For drinking, I usually go up to Sun Liquor Distillery. Erik Chapman is a great person; the people there are really friendly, and they do a really good job all around.
Most interesting patron you’ve had at your bar?
There is an airline pilot that’s been a regular of Murray [Stenson], our old colleague, who came in whenever he was in town. He has the most infectious laugh and smile I’ve ever seen in my entire life, and he just brightens everyone’s day. He still comes in even though Murray’s not here anymore, and we love him to death. My whole family could have just died in a fiery plane crash, but if he walks through the door, I’ll be happy.
Speaking of Murray Stenson, how was it working with him?

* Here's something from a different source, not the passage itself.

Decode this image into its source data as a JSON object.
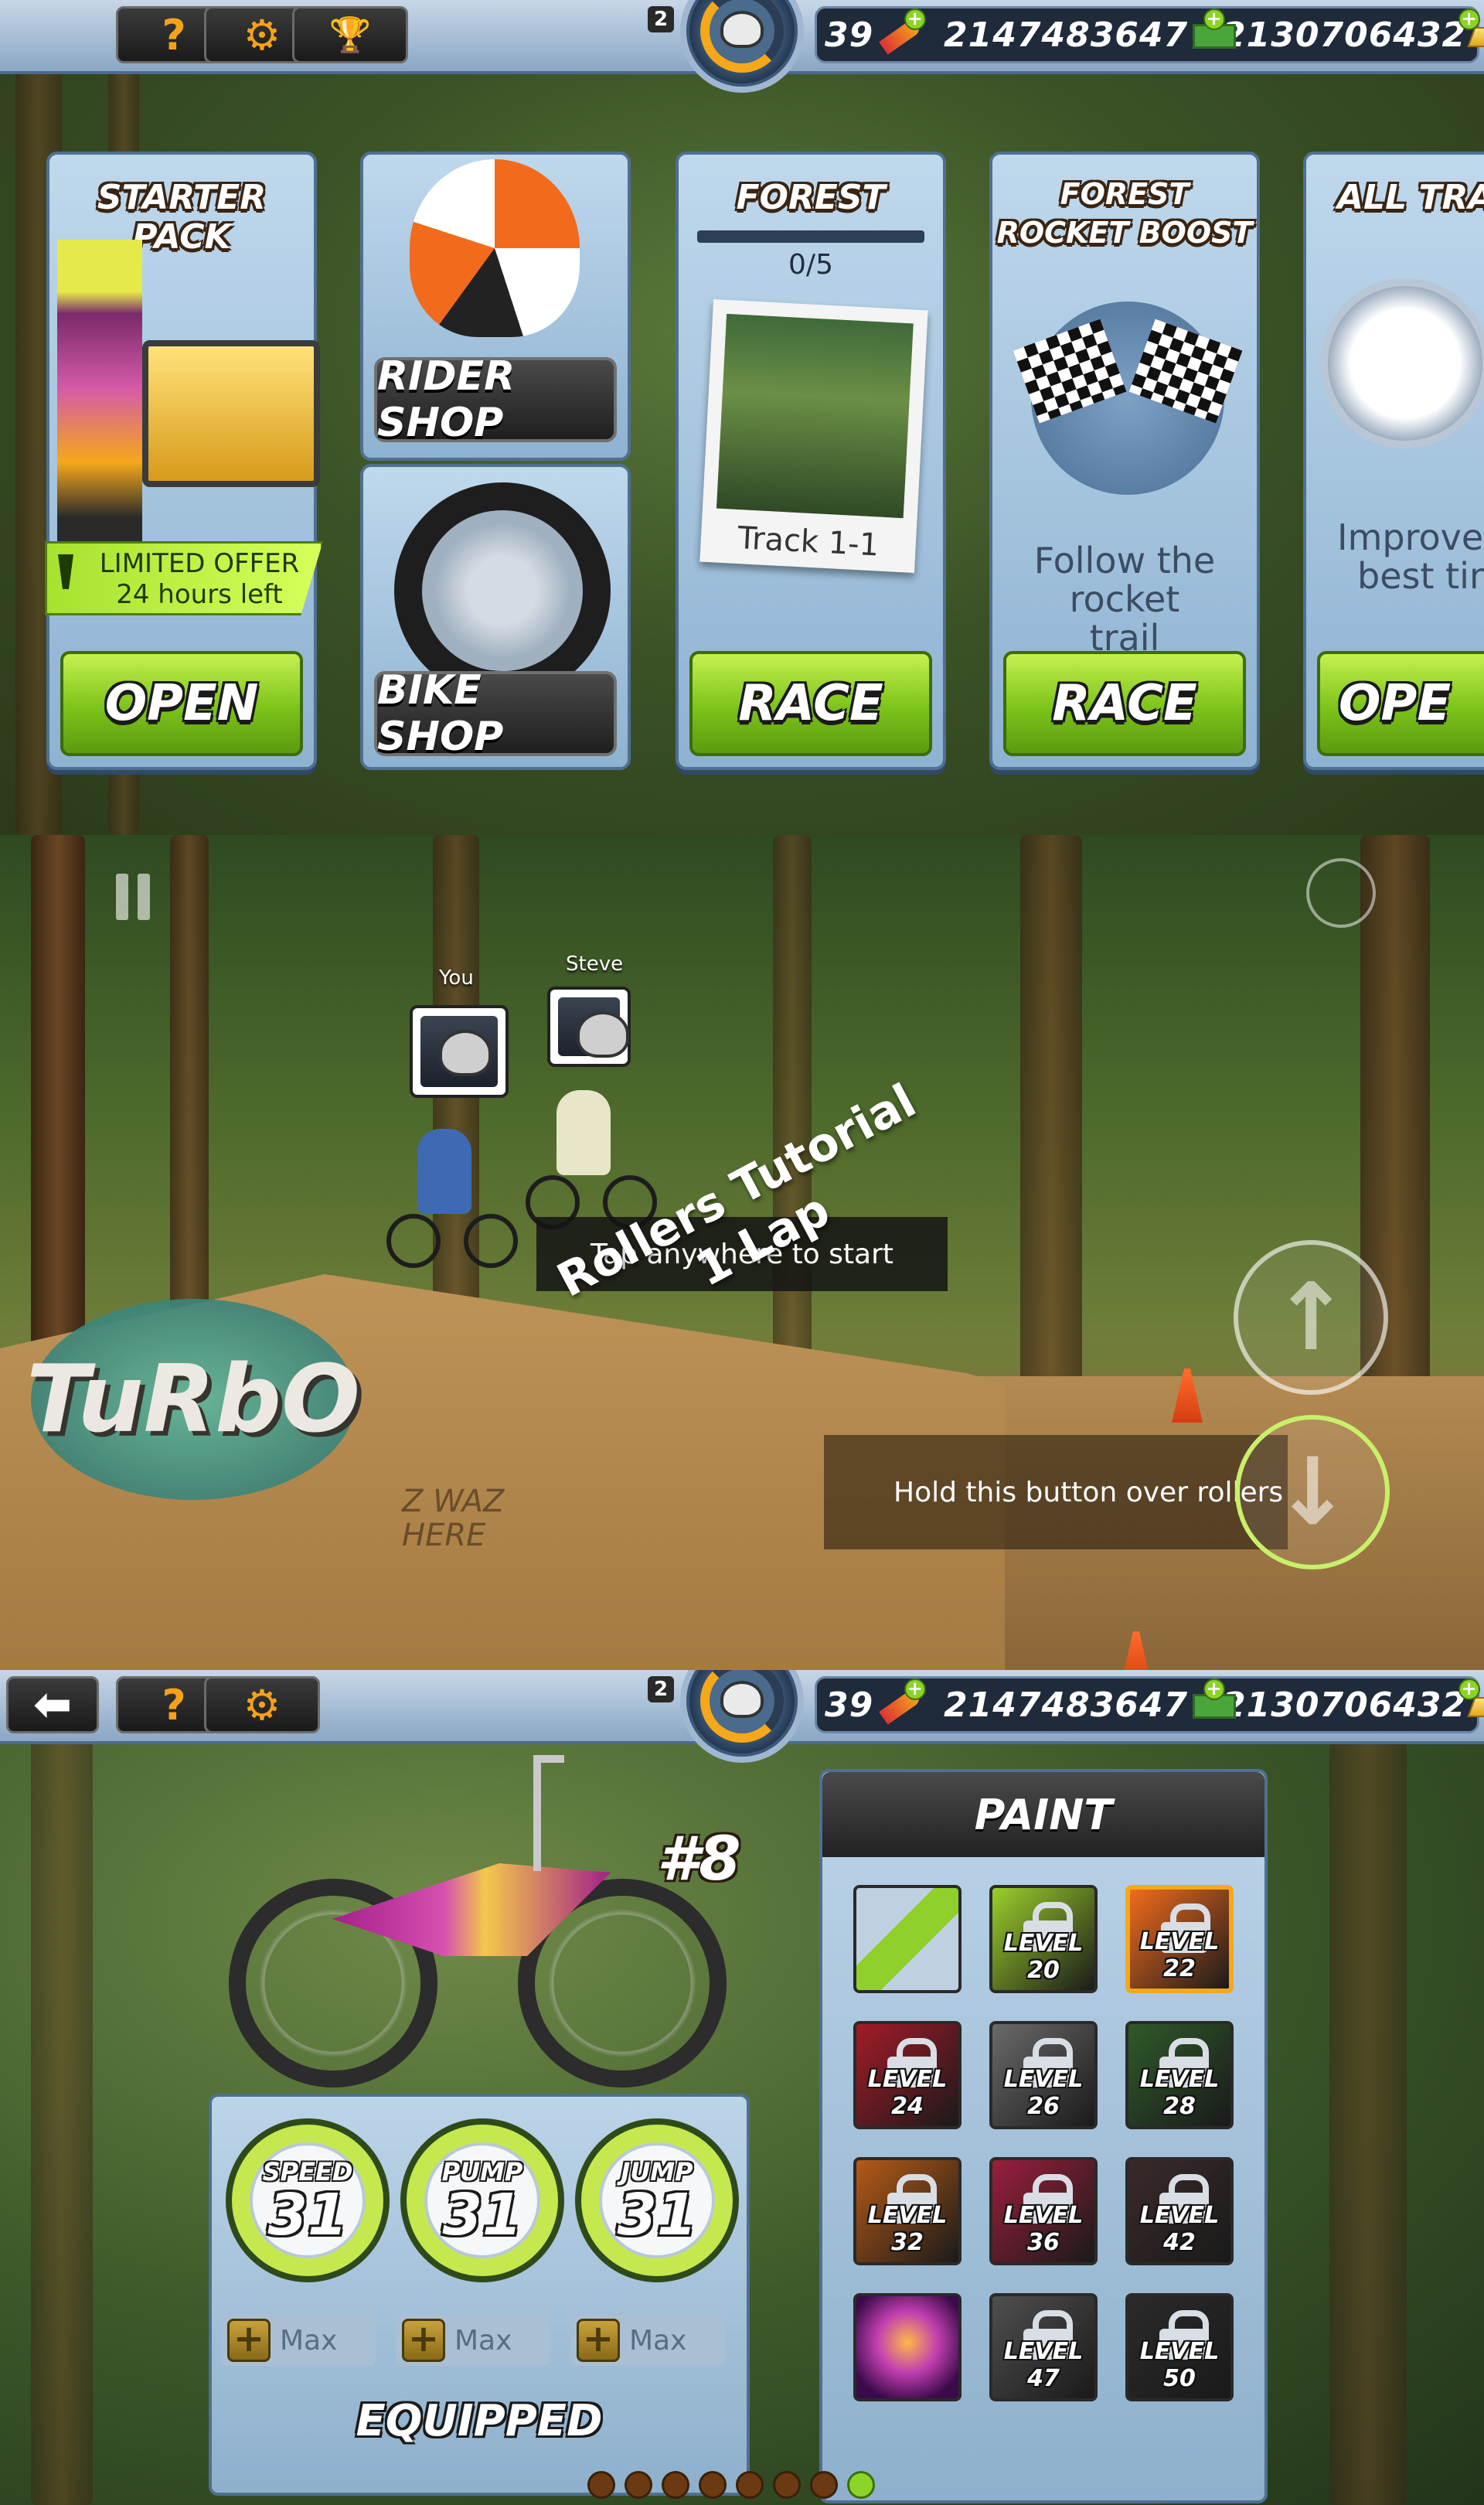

I worked with Murray for about two years. To this day I’m not allowed to make White Russians because I supposedly don’t make good ones, so I always passed them off to him. He’s just a good man all around and has one of the lightest hearts. As I began to work with him, I got to know the man, not the bartender, which was a real treat for me.
Any future plans?
As long as Ben [Dougherty] and Kacy [Fitch] own this place, I’ll be here; they’re the best owners to work for. It’s that good. My colleague, Erik [Hakkinen], is a godsend of a friend to have behind the bar along with everyone else I get to work with. I can’t think of a better place to be. It took me about three years to beg and plead to get a job here and there’s no way I’m giving it up. They’ll have to throw me out the door kicking and screaming.